Humans, he argues, are not nearly as intelligent as we think they are. Remove them from the culture and environment they have learned to operate in and they fail quickly. His favorite example of this are European explorers who die in the middle of deserts, jungles, or arctic wastes even though thousands of generations of hunter-gatherers were able to survive and thrive in these same environments. If human success was due to our ability to problem solve, analyze, and rationally develop novel solutions to novel challenges, the explorers should have been fine. Their ghastly fates suggest that rationality may not be the key to human survival. The point here is that cultural evolution is often much smarter than we are. [source]
In industries where tacit knowledge² reigns, culture is the main driver of future performance, enabling each individual of a high-caliber team to achieve its potential. No matter what, you need a group working coherently, with the same drive and passion towards the same direction. In 10 years working as an investor, I have seen high-potential analysts working with “average” groups and I have seen “okay” analysts join high-performance, mastery-driven teams. And I have seen the “okay” guys become oustanding professionals.
It’s funny we like to analyze historical performance charts (be it of a hedge fund or a listed company) as if history repeated itself, as if everything was the same. Actually, when people leave and the company does not have a strong culture, it loses its ‘mojo’ and the performance standard is modified forever - think of the Bulls post Michael Jordan departure.
² the kind of knowledge that is difficult to transfer to another person by means of writing it down or verbalizing it.
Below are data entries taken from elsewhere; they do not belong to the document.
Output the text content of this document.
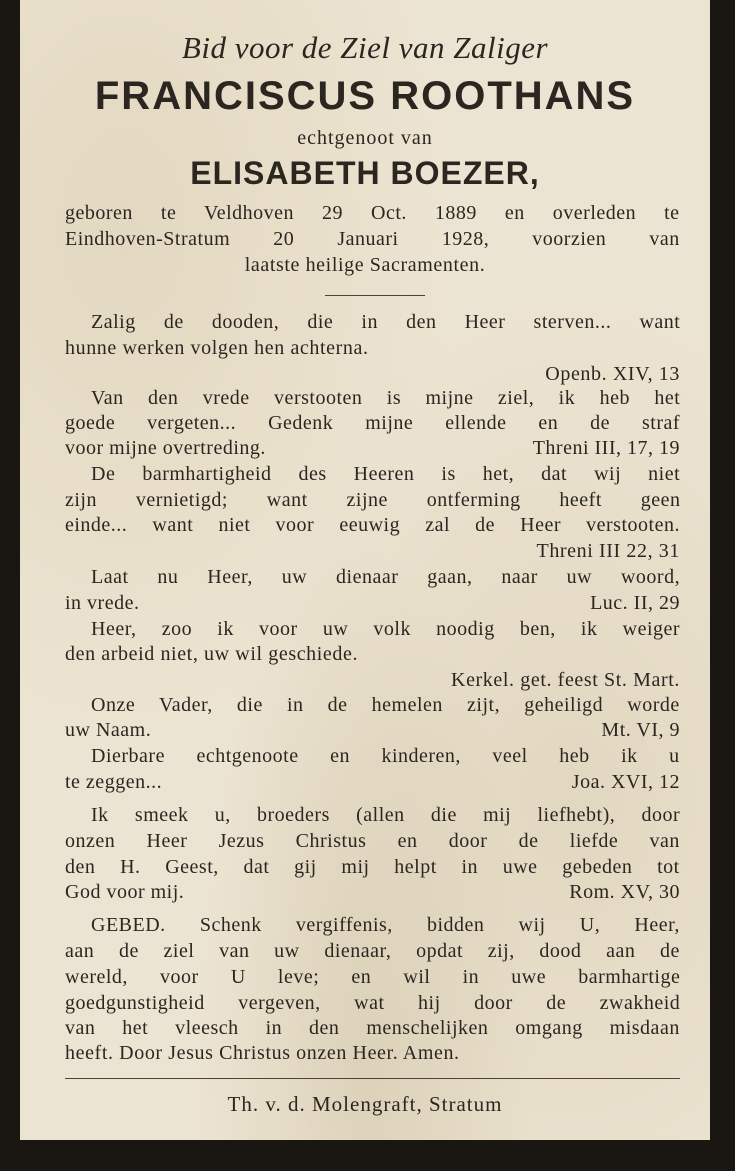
Bid voor de Ziel van Zaliger
FRANCISCUS ROOTHANS
echtgenoot van
ELISABETH BOEZER,
geboren te Veldhoven 29 Oct. 1889 en overleden te
Eindhoven-Stratum 20 Januari 1928, voorzien van
laatste heilige Sacramenten.
Zalig de dooden, die in den Heer sterven... want
hunne werken volgen hen achterna.
Openb. XIV, 13
Van den vrede verstooten is mijne ziel, ik heb het
goede vergeten... Gedenk mijne ellende en de straf
voor mijne overtreding.	Threni III, 17, 19
De barmhartigheid des Heeren is het, dat wij niet
zijn vernietigd; want zijne ontferming heeft geen
einde... want niet voor eeuwig zal de Heer verstooten.
Threni III 22, 31
Laat nu Heer, uw dienaar gaan, naar uw woord,
in vrede.	Luc. II, 29
Heer, zoo ik voor uw volk noodig ben, ik weiger
den arbeid niet, uw wil geschiede.
Kerkel. get. feest St. Mart.
Onze Vader, die in de hemelen zijt, geheiligd worde
uw Naam.	Mt. VI, 9
Dierbare echtgenoote en kinderen, veel heb ik u
te zeggen...	Joa. XVI, 12
Ik smeek u, broeders (allen die mij liefhebt), door
onzen Heer Jezus Christus en door de liefde van
den H. Geest, dat gij mij helpt in uwe gebeden tot
God voor mij.	Rom. XV, 30
GEBED. Schenk vergiffenis, bidden wij U, Heer,
aan de ziel van uw dienaar, opdat zij, dood aan de
wereld, voor U leve; en wil in uwe barmhartige
goedgunstigheid vergeven, wat hij door de zwakheid
van het vleesch in den menschelijken omgang misdaan
heeft. Door Jesus Christus onzen Heer. Amen.
Th. v. d. Molengraft, Stratum
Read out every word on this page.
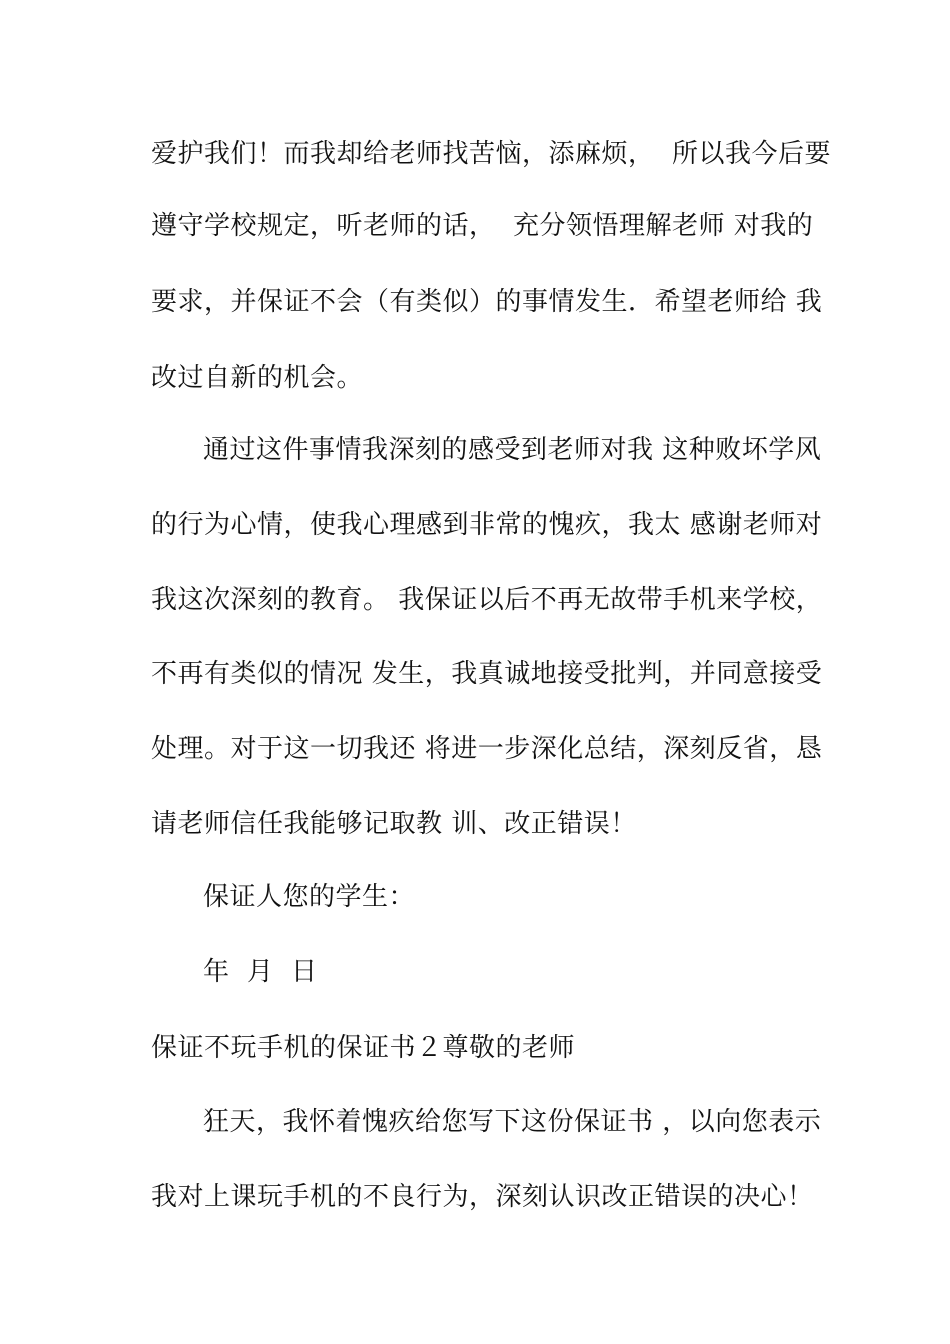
爱护我们！而我却给老师找苦恼，添麻烦，  所以我今后要
遵守学校规定，听老师的话，  充分领悟理解老师 对我的
要求，并保证不会（有类似）的事情发生．希望老师给 我
改过自新的机会。
通过这件事情我深刻的感受到老师对我 这种败坏学风
的行为心情，使我心理感到非常的愧疚，我太 感谢老师对
我这次深刻的教育。 我保证以后不再无故带手机来学校，
不再有类似的情况 发生，我真诚地接受批判，并同意接受
处理。对于这一切我还 将进一步深化总结，深刻反省，恳
请老师信任我能够记取教 训、改正错误！
保证人您的学生：
年  月  日
保证不玩手机的保证书２尊敬的老师
狂天，我怀着愧疚给您写下这份保证书 ，以向您表示
我对上课玩手机的不良行为，深刻认识改正错误的决心！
With regard to “Investing” and the issue of “average guy” in “great teams” doing great work, my own experience suggesta it happens because great teams typically are much better at creating an edge by reducing mistakes. Great teams typically are used to removing noise, by focusing on what is simple, doable, marginal useful changes that compound over long stretches of time.
Seemingly smart and sophisticated groups stand behind a curtain of complex that might just not work.
Over my investing career doing less has proven more useful than doing more.
I find that great teams keep each other from overanalyzing, overtrading, overestimating their own abilities, etc.